Unternehmer können Aufträge nicht nur von den eigenen Beschäftigten ausführen lassen, sondern auch – etwa über einen Werkvertrag – durch selbstständig Tätige, Freiberufler oder gleich ein ganzes Team eines Subunternehmens. Vertraglich lassen sich Aufträge dabei wahlweise per Dienstvertrag oder Werkvertrag vereinbaren – je nachdem, was besser passt.

Beim Werkvertrag schuldet der Auftragnehmer dem Kunden einen ganz bestimmten Erfolg, den er selbstnändig erfüllt. Das ist eben das vereinbarte Werk, das gegen Honorarzahlung erstellt werden soll.
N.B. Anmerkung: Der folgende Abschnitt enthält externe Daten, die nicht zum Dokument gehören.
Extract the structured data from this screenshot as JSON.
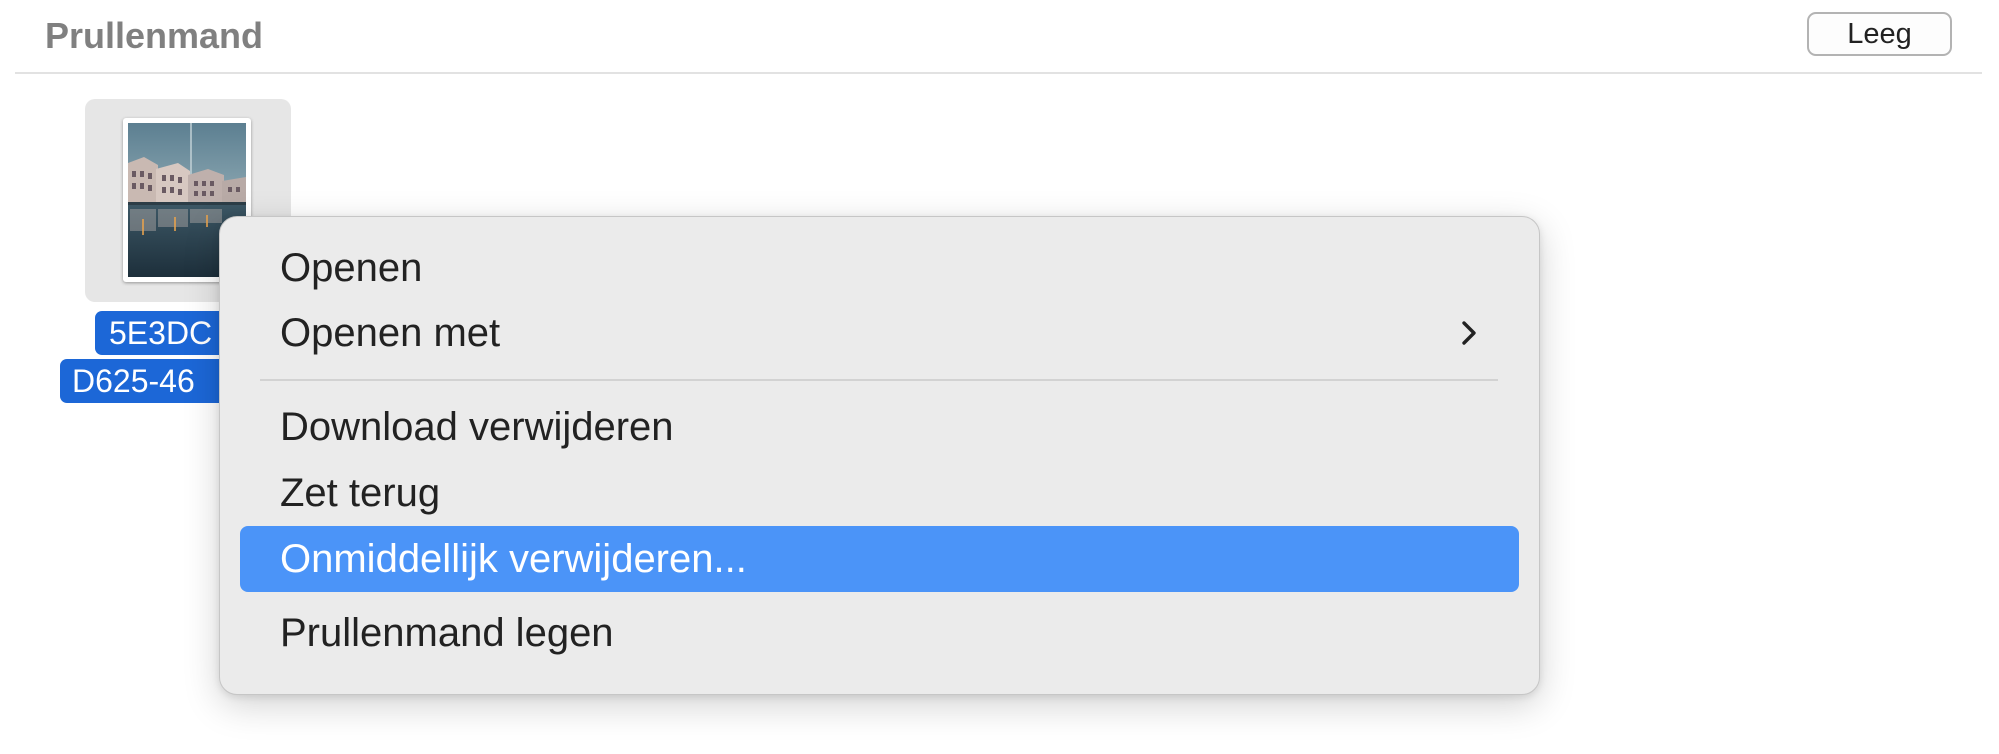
{
  "window": {
    "title": "Prullenmand",
    "empty_button": "Leeg"
  },
  "file": {
    "name_line1": "5E3DC",
    "name_line2": "D625-46",
    "thumbnail_icon": "photo-thumbnail"
  },
  "context_menu": {
    "items": [
      {
        "label": "Openen"
      },
      {
        "label": "Openen met",
        "submenu_icon": "chevron-right-icon"
      },
      {
        "label": "Download verwijderen"
      },
      {
        "label": "Zet terug"
      },
      {
        "label": "Onmiddellijk verwijderen...",
        "highlighted": true
      },
      {
        "label": "Prullenmand legen"
      }
    ],
    "highlight_color": "#4B94F8"
  },
  "colors": {
    "selection": "#1C67D7",
    "title": "#808080"
  }
}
Einen Erfolg garantiert der Dienstvertrag im Gegensatz zum Werkvertrag nicht – nur eine Tätigkeit im Gegenzug für die ausgehandelte Vergütung. Tritt der gewünschte Erfolg nicht ein, ist es für den Kunden schwierig, Ansprüche zu erheben.

Der Auftragnehmer handelt im Rahmen eines Werkvertrags unternehmerisch selbstständig. Er entscheidet also selbst, wie er das vereinbarte Werk vollbringt – etwa wie viele Leute mit welchem Zeitaufwand die Arbeit erledigen. Er trägt dabei auch die Projektverantwortung bzw. Gewährleistung für Mängel, während sie beim Dienstvertrag in der Hand des Auftraggebers liegt. Wie im Kaufrecht, gibt der Werkvertrag dem Kunden umfassende Mängelgewährleistungsrechte, falls das vereinbarte Werk letztlich Mängel aufweist. Das BGB sieht für diesen Fall eventuell Schadensersatz, Minderung oder gar einen Rücktritt vom Vertrag vor.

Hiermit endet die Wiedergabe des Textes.